Wird Israel zu einer "Nation der Torah"? Wohl kaum. Felix Neugart nimmt an, dass Shas nach den großen Erfolgen der letzten Wahlen ihr Stimmenpotenzial weitgehend ausgeschöpft hat. Die religiöse Partei hat in der letzten Zeit zudem massiven Gegenwind bekommen: Parteichef Arieh Der´i musste wegen eines Bestechungsskandals zurücktreten. Und: Shas hat mit ihren religiösen Parolen eine starke säkulare Protestbewegung ausgelöst, die in der neuen Partei Shinui (Der Wandel) ihr Sprachrohr gefunden hat. Die zentrale Forderung der Säkularen: eine radikale Kürzung der staatlichen Zuschüsse für Shas und andere religiöse Parteien, die mit ihrem Bildungssystem nur Torahschüler produzierten und damit keinen effektiven Beitrag für die gesamte Gesellschaft leisten würden. Damit legen die Kritiker von Shas den Finger auf einen wunden Punkt: Die Ultraorthodoxen werben zwar bei der Jugend für ihr Ideal, das Leben mit religiösen Übungen und Studien zu verbringen. Sie sind aber nur mit der Hilfe staatlicher und internationaler Geldgeber in der Lage, diesen frommen Lebenswandel auch zu finanzieren.
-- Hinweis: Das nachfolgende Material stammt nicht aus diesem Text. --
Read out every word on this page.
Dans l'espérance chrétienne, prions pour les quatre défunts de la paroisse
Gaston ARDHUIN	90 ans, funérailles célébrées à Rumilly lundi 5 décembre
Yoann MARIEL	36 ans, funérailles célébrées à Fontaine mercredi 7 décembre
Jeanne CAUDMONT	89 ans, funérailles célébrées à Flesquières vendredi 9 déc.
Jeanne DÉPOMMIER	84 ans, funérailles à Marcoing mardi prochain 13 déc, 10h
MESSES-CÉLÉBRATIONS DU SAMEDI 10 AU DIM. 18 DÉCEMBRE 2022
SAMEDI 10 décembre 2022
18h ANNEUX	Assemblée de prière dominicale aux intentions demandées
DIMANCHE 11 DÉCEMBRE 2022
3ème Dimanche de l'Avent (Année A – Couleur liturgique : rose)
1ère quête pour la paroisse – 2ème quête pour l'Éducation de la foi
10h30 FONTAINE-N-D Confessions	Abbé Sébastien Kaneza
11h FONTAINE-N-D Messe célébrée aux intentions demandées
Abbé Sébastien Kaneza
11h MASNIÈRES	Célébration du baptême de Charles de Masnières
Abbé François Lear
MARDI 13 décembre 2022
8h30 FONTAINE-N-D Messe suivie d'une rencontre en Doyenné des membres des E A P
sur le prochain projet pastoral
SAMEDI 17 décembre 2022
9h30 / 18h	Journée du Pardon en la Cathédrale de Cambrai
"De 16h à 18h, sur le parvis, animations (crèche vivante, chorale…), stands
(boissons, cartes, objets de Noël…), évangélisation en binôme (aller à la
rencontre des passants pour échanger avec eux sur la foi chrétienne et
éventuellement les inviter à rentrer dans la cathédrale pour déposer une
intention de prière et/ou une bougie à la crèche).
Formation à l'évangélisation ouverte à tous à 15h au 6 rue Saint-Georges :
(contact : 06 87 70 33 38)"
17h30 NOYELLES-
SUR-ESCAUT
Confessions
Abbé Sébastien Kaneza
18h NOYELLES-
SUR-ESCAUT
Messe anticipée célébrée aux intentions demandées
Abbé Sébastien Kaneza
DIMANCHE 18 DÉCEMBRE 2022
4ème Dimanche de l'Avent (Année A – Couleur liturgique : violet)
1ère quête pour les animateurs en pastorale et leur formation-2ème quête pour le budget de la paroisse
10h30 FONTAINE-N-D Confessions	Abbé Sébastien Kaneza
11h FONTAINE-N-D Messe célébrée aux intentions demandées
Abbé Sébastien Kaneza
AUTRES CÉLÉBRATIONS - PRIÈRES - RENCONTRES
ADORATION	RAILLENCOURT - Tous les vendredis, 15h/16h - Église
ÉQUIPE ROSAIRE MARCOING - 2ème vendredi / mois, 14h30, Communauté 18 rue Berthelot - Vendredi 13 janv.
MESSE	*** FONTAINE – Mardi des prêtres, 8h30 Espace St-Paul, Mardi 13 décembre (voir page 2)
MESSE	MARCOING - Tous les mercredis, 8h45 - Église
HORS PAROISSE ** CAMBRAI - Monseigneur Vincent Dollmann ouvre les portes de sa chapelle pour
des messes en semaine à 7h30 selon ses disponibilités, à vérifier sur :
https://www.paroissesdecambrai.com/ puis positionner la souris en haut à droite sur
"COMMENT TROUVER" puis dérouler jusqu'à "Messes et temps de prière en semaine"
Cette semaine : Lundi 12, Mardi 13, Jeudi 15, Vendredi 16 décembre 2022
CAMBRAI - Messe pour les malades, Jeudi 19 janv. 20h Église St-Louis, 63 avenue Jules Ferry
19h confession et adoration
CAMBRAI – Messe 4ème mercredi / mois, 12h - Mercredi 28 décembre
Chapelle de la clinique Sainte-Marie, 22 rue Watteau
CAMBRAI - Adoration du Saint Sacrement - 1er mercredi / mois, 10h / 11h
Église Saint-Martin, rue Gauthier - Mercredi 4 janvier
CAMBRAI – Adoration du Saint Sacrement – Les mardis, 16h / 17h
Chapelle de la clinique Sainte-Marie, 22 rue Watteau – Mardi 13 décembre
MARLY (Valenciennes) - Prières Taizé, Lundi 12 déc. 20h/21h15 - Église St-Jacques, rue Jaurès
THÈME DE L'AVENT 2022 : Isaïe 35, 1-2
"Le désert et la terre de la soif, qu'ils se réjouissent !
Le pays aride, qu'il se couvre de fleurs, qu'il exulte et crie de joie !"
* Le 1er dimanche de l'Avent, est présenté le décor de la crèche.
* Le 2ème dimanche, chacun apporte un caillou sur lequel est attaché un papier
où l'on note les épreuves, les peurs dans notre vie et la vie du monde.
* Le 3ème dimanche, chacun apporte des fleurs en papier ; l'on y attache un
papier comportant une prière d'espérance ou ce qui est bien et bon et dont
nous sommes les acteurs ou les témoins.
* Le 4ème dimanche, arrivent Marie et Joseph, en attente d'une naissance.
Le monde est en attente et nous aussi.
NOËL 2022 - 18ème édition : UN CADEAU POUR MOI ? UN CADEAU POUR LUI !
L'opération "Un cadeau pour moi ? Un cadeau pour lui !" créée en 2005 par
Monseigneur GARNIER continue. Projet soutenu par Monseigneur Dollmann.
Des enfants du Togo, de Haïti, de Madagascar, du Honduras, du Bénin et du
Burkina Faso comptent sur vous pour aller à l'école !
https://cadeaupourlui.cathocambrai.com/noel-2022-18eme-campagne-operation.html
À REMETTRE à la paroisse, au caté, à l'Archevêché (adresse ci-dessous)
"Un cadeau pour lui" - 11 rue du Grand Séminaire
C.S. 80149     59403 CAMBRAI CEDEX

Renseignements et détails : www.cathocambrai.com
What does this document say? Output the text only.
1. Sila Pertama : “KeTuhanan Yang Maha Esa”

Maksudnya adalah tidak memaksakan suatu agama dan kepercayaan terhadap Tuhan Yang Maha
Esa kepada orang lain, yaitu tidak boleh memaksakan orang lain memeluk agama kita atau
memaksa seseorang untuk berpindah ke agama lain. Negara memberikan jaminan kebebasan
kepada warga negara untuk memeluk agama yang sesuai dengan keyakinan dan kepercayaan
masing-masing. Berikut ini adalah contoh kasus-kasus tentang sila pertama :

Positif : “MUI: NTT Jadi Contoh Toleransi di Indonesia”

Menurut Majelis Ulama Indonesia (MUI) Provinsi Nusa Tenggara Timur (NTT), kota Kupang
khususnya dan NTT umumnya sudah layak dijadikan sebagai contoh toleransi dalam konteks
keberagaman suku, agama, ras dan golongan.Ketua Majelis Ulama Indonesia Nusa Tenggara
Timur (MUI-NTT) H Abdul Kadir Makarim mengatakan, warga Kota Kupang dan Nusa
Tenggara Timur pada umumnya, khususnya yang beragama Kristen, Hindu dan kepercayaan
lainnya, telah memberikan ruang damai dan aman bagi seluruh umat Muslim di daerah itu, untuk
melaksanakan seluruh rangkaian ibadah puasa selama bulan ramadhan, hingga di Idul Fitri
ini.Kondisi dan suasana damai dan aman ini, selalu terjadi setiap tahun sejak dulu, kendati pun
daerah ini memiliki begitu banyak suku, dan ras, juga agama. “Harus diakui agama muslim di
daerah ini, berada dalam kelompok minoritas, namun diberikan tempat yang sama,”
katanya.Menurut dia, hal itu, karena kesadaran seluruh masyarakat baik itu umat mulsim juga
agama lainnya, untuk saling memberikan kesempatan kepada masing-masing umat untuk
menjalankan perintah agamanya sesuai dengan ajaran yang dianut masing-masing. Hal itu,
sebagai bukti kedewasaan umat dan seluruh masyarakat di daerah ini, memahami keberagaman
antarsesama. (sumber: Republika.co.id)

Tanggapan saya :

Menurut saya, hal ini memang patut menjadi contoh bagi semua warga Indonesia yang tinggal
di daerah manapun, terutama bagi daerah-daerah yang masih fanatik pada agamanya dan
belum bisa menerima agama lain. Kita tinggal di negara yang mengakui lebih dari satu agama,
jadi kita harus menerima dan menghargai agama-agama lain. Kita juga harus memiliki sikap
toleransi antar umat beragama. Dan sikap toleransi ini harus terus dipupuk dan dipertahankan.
Anders gesagt: Dem Wachstum der "Nation der Torah" sind deutliche ökonomische Schranken gesetzt.

Wie sieht die israelische Gesellschaft der Zukunft aus? Kann schon während des laufenden Forschungsprojekts eine Prognose für den Ausgang des Kulturkampfs gewagt werden? Projektmitarbeiter Neugart denkt nicht in den Kategorien Sieg oder Niederlage. Er geht eher davon aus, dass sich die verschiedenen Gruppen der israelischen Zivilgesellschaft weiter verselbständigen und Subkulturen entwickeln, die im täglichen Leben nicht mehr viel miteinander zu tun haben werden. Besteht dann die Gefahr, dass der Staat auseinanderbricht? Felix Neugart runzelt kurz die Stirn und schüttelt dann den Kopf: "Ich denke, die integrierenden Kräfte der israelischen Gesellschaft werden sich als stärker erweisen."